I was not a trustworthy athlete in high school or college, and yet I was selected as a captain by my peers on both teams. I made more good decisions than bad, but I was far from perfect. My coaches could trust that I was working out, that I cared about lacrosse, and that I was generally doing the right stuff. But that’s about where it stops. Simply put, my coaches could not trust me the way I had to trust them. When I was spouting off during a game we were losing my coach told me to “shut the %&#@ up”, and I needed to hear that right then. Does the fact that I was a young man have anything to do with that? Yes, it has everything to do with that. But I trusted him, and it made me a better person, because I then realized my own negativity was making things worse for everyone else.
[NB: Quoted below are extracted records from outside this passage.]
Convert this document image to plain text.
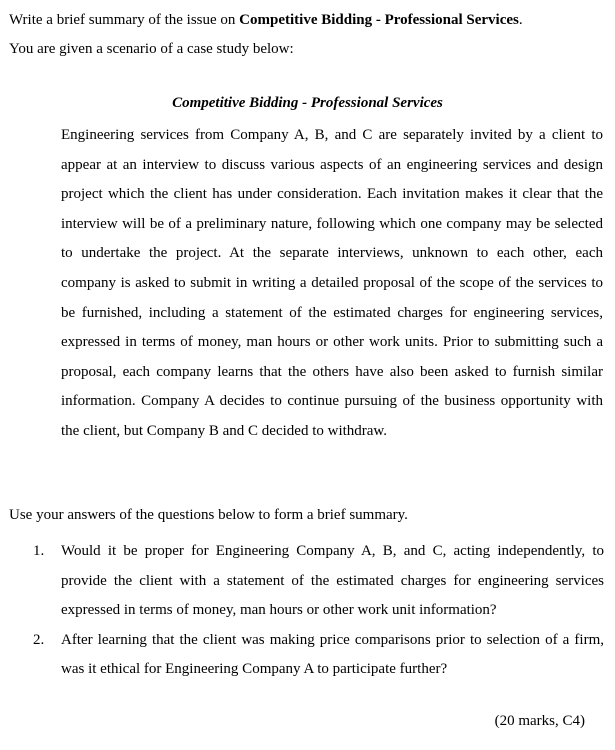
Write a brief summary of the issue on Competitive Bidding - Professional Services.
You are given a scenario of a case study below:
Competitive Bidding - Professional Services

Engineering services from Company A, B, and C are separately invited by a client to appear at an interview to discuss various aspects of an engineering services and design project which the client has under consideration. Each invitation makes it clear that the interview will be of a preliminary nature, following which one company may be selected to undertake the project. At the separate interviews, unknown to each other, each company is asked to submit in writing a detailed proposal of the scope of the services to be furnished, including a statement of the estimated charges for engineering services, expressed in terms of money, man hours or other work units. Prior to submitting such a proposal, each company learns that the others have also been asked to furnish similar information. Company A decides to continue pursuing of the business opportunity with the client, but Company B and C decided to withdraw.

Use your answers of the questions below to form a brief summary.
1.	Would it be proper for Engineering Company A, B, and C, acting independently, to provide the client with a statement of the estimated charges for engineering services expressed in terms of money, man hours or other work unit information?
2.	After learning that the client was making price comparisons prior to selection of a firm, was it ethical for Engineering Company A to participate further?
(20 marks, C4)
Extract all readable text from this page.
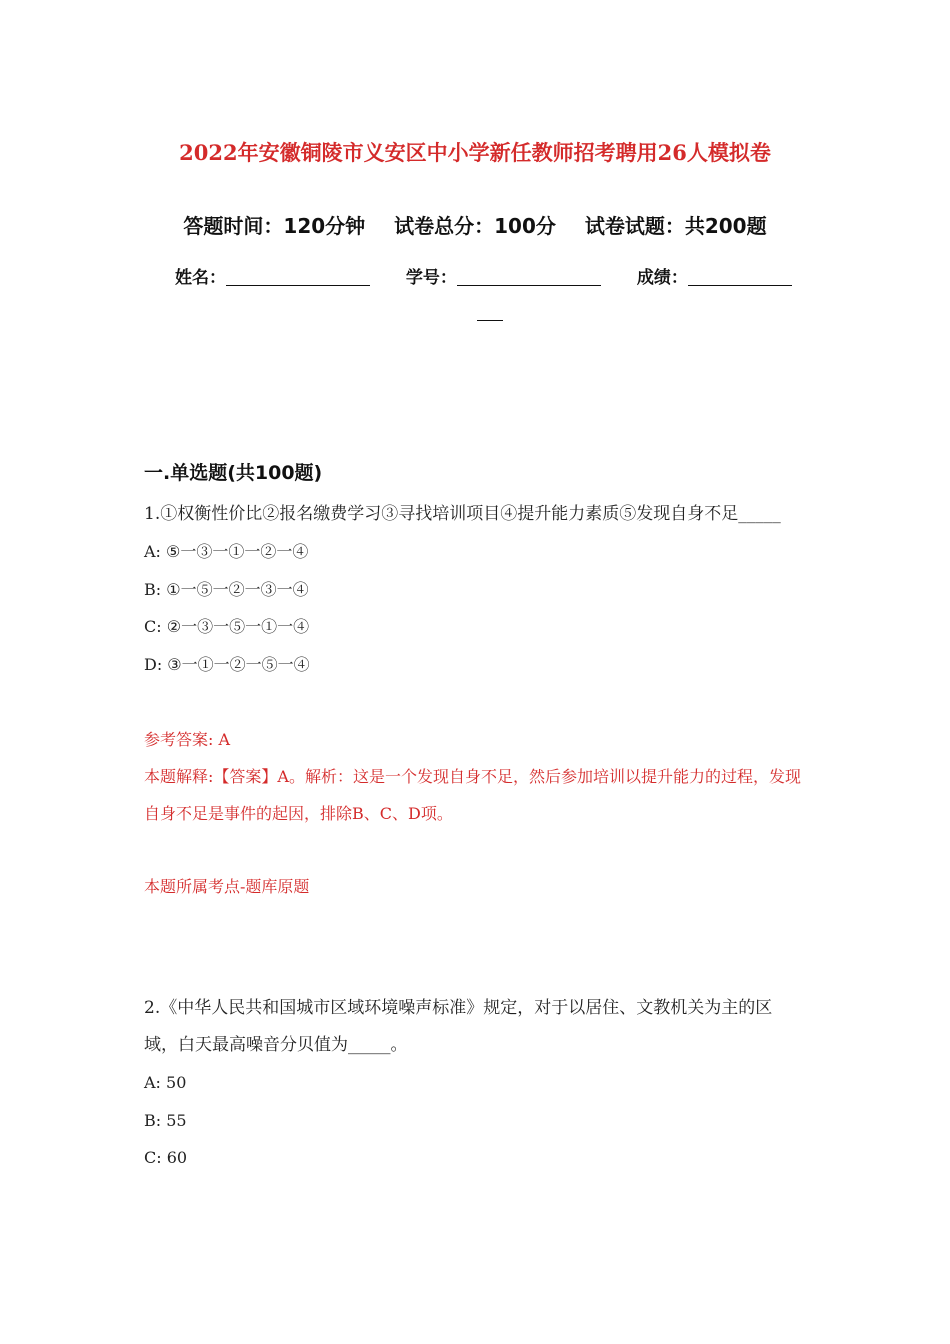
2022年安徽铜陵市义安区中小学新任教师招考聘用26人模拟卷
答题时间：120分钟 试卷总分：100分 试卷试题：共200题
姓名：	学号：	成绩：
一.单选题(共100题)

1.①权衡性价比②报名缴费学习③寻找培训项目④提升能力素质⑤发现自身不足_____

A: ⑤一③一①一②一④

B: ①一⑤一②一③一④

C: ②一③一⑤一①一④

D: ③一①一②一⑤一④

参考答案: A

本题解释:【答案】A。解析：这是一个发现自身不足，然后参加培训以提升能力的过程，发现自身不足是事件的起因，排除B、C、D项。

本题所属考点-题库原题

2.《中华人民共和国城市区域环境噪声标准》规定，对于以居住、文教机关为主的区域，白天最高噪音分贝值为_____。

A: 50

B: 55

C: 60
High school and college athletes are, for the most part, not trustworthy… at least not yet. And that is totally ok and to expected. Great coaches are the ones who recognize this, and give kids the opportunities to learn how to build trust up over time. If the player truly trusts the coach, this can happen, and by the time they are upperclassmen, the players may be ready to take on a leadership role for the team by being a captain or just doing the right things.
Even kids who come from high character high school programs need to continue their growth in college. A friend and teammate of mine, someone whose character I respect greatly, got kicked out of practice once for something relatively small. It was a bad look or a scoff, and that was rare for this friend of mine, but all the same he got booted. And even though he was a hard-working, trustworthy kid, I think the experience was still good for him. In the end, he came back the next day and ended up playing a big part and contributing even more to the team’s success. Our coach didn’t trust us fully, which was smart, but we trusted him, because he had earned it.
At the end of the day, a great coach is defined by the relationships he is able to cultivate with his players. Sometimes those relationships are more like friendships, other times they are more dictatorial. As long as the player trusts the coach’s judgement, and the coach recognizes how to get the most out of his roster of players while helping them grow, success will come and the details will become that much easier to nail down.